RAIL workers’ union general secretary Mick Lynch told Labour’s leaders yesterday that many voters cannot “spot the difference” between Labour and the Tories.
The RMT leader called on Sir Keir Starmer and his team “to show some clear water between themselves and The Daily Mail and the Telegraph – and themselves and the Conservatives.”
His comments came in an interview for Sky’s Sophie Ridge on Sunday programme, as Labour deputy leader Angela Rayner said that she is “not for nationalising something that is going to cost us a load of money that we haven’t got when we’ve got kids starving and in poverty.”

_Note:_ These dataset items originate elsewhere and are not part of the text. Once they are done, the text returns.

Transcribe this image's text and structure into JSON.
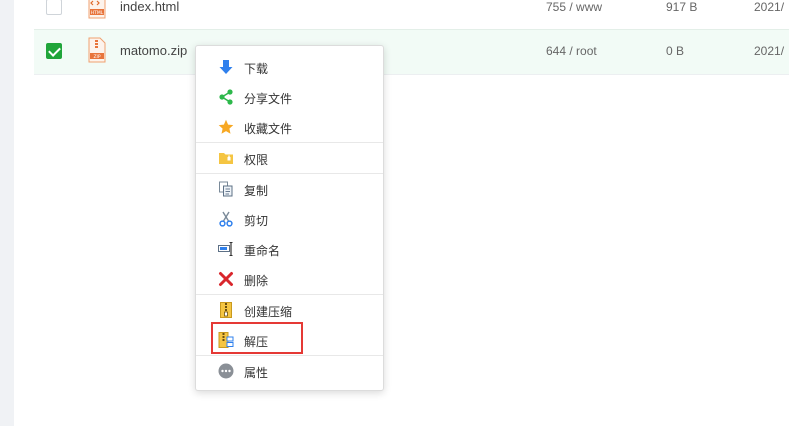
{
  "files": [
    {
      "name": "index.html",
      "perm": "755 / www",
      "size": "917 B",
      "date": "2021/",
      "checked": false,
      "icon": "html-file-icon",
      "icon_text": "HTML"
    },
    {
      "name": "matomo.zip",
      "perm": "644 / root",
      "size": "0 B",
      "date": "2021/",
      "checked": true,
      "icon": "zip-file-icon",
      "icon_text": "ZIP"
    }
  ],
  "context_menu": {
    "items": [
      {
        "label": "下载",
        "icon": "download-arrow-icon"
      },
      {
        "label": "分享文件",
        "icon": "share-icon"
      },
      {
        "label": "收藏文件",
        "icon": "star-icon"
      },
      {
        "label": "权限",
        "icon": "folder-lock-icon"
      },
      {
        "label": "复制",
        "icon": "copy-icon"
      },
      {
        "label": "剪切",
        "icon": "scissors-icon"
      },
      {
        "label": "重命名",
        "icon": "rename-icon"
      },
      {
        "label": "删除",
        "icon": "delete-x-icon"
      },
      {
        "label": "创建压缩",
        "icon": "compress-icon"
      },
      {
        "label": "解压",
        "icon": "extract-icon"
      },
      {
        "label": "属性",
        "icon": "properties-icon"
      }
    ],
    "highlighted": "解压"
  },
  "colors": {
    "accent_green": "#20a53a",
    "highlight_red": "#e53935",
    "selected_row": "#f2fbf6"
  }
}
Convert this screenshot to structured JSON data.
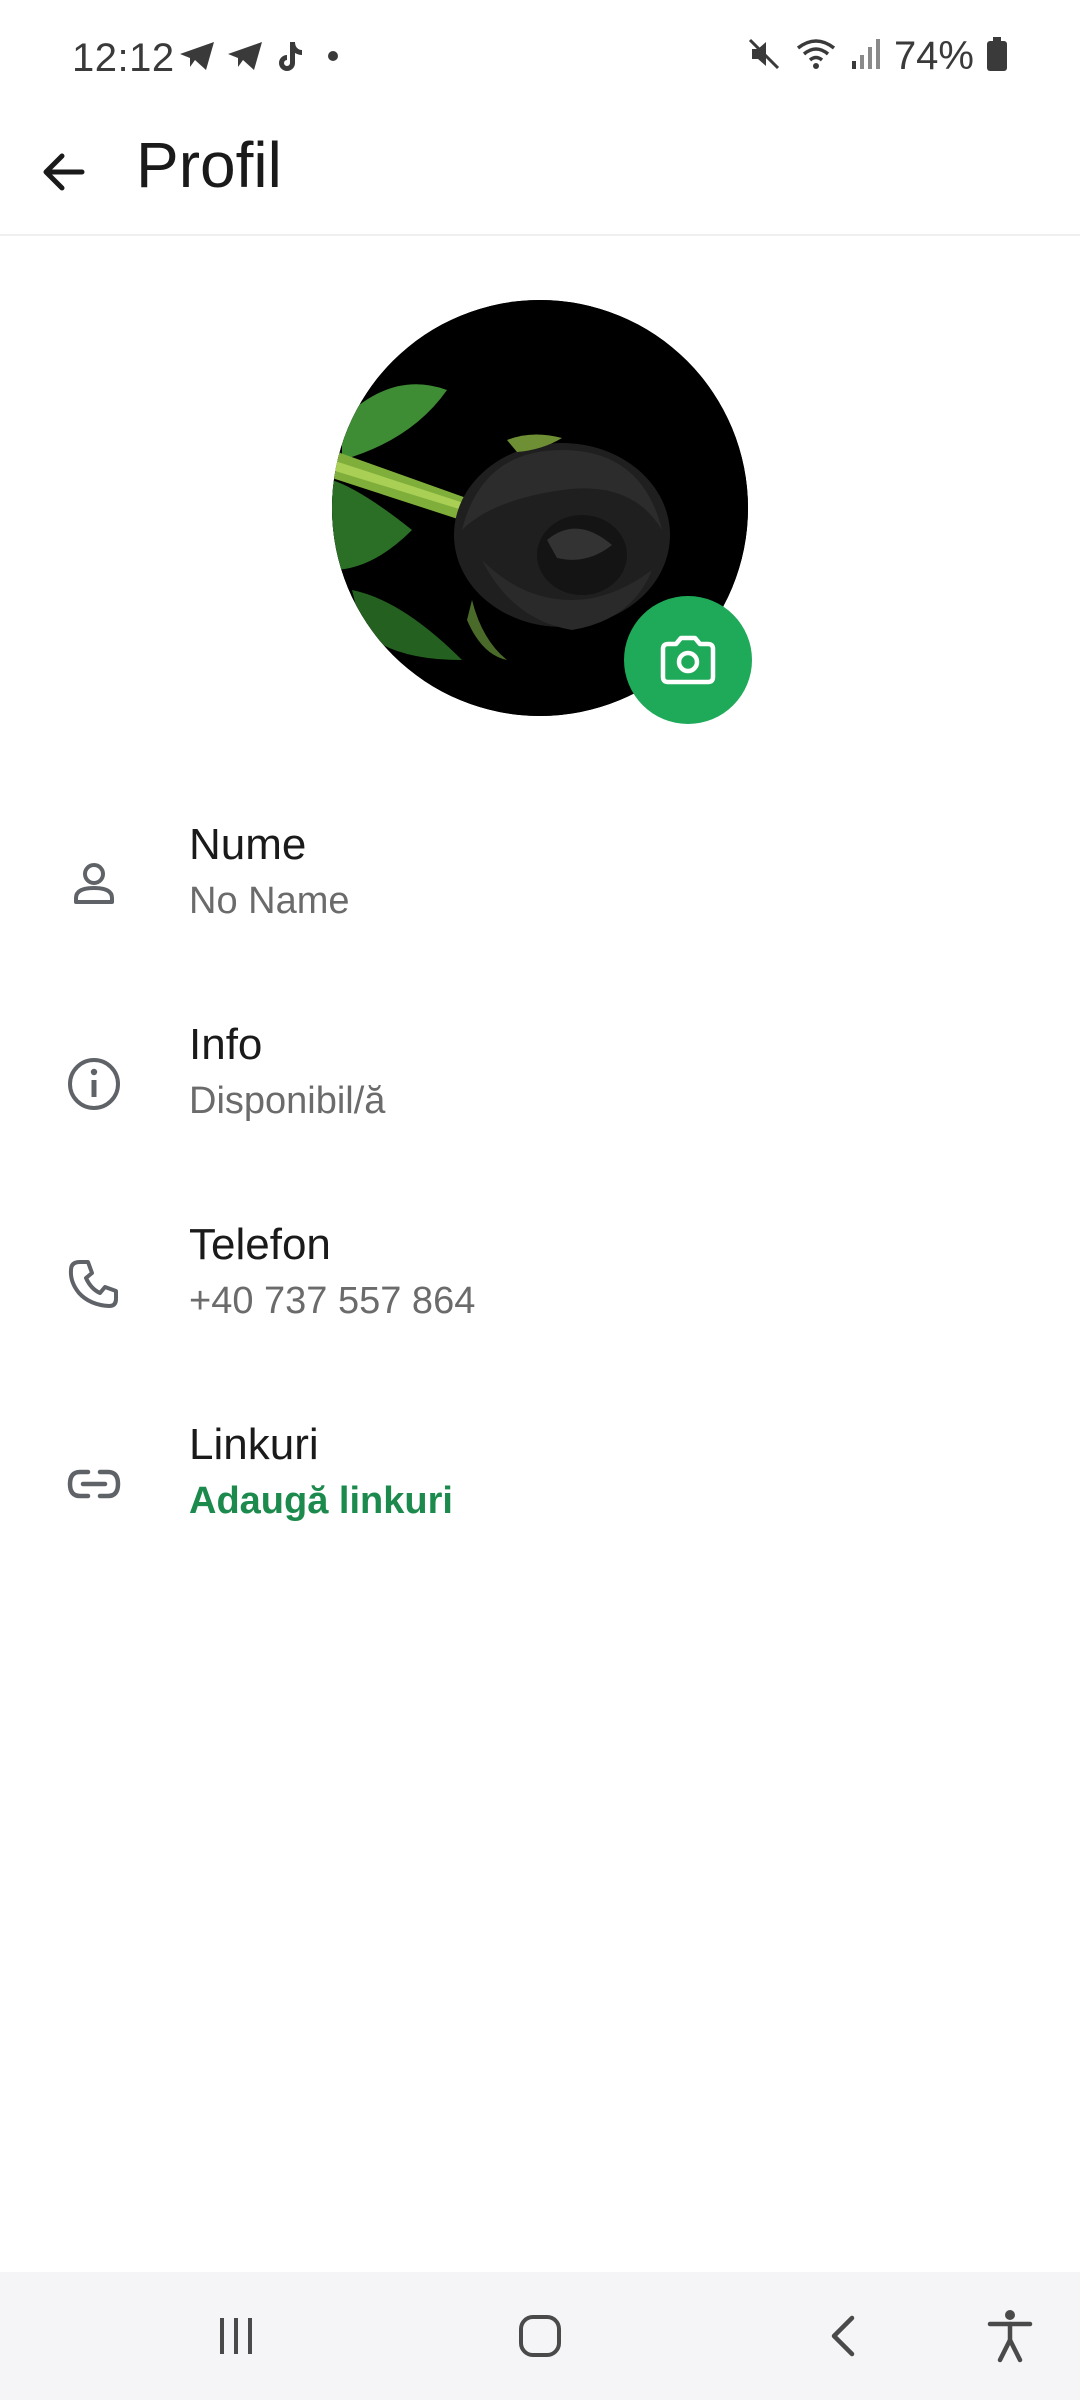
{
  "status_bar": {
    "time": "12:12",
    "battery_text": "74%",
    "left_icons": [
      "telegram-icon",
      "telegram-icon",
      "tiktok-icon",
      "notification-dot"
    ],
    "right_icons": [
      "mute-icon",
      "wifi-icon",
      "signal-icon",
      "battery-icon"
    ]
  },
  "app_bar": {
    "title": "Profil",
    "back_icon": "arrow-left-icon"
  },
  "avatar": {
    "camera_icon": "camera-icon",
    "accent": "#1faa59"
  },
  "rows": [
    {
      "icon": "person-icon",
      "title": "Nume",
      "value": "No Name"
    },
    {
      "icon": "info-icon",
      "title": "Info",
      "value": "Disponibil/ă"
    },
    {
      "icon": "phone-icon",
      "title": "Telefon",
      "value": "+40 737 557 864"
    },
    {
      "icon": "link-icon",
      "title": "Linkuri",
      "value": "Adaugă linkuri"
    }
  ],
  "colors": {
    "accent_green": "#1faa59",
    "link_green": "#1b8a4c",
    "secondary_text": "#6b6b6b"
  },
  "nav_bar": {
    "icons": [
      "recent-apps-icon",
      "home-icon",
      "back-icon",
      "accessibility-icon"
    ]
  }
}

Mr Lynch said: “It’s a shame that Labour and others can’t show that they’re distinct from the kind of consensus that’s got us into this trouble where working people are struggling, the cost-of-living crisis seems to be ignored by the political class to certain extent.”
He called on Sir Keir “to show that he’s on the side of working people and progressive politics and I don’t think we’re seeing that.
“He should be saying something about workers’ rights,” Mr Lynch said.
“He should say stuff about funding the NHS, national care service, looking after people who are struggling in the housing market, council houses for the masses, controlling rents, addressing all sorts of stuff about what’s going to happen in the imbalance in our society.
“He’s not saying any of that, he won’t dare mention the word socialism, I want to hear that word mentioned frequently and I want to see a redistribution of wealth in our society, because there are a lot of very wealthy people and there are too many very poor people.
“And now people in the middle of being squeezed as well, with rents and mortgages skyrocketing, he doesn’t seem to be on the side of the people of this country.”
Labour is also under pressure from its biggest donor union Unite, whose general secretary Sharon Graham said recently that the union wants renationalisation of steel and energy companies to be near the top of the party’s priority list.
Sir Keir said yesterday that “a Labour government always will invest in our public services” but reneged on a pledge to end the Tory two-child benefit cap, saying Labour would keep it.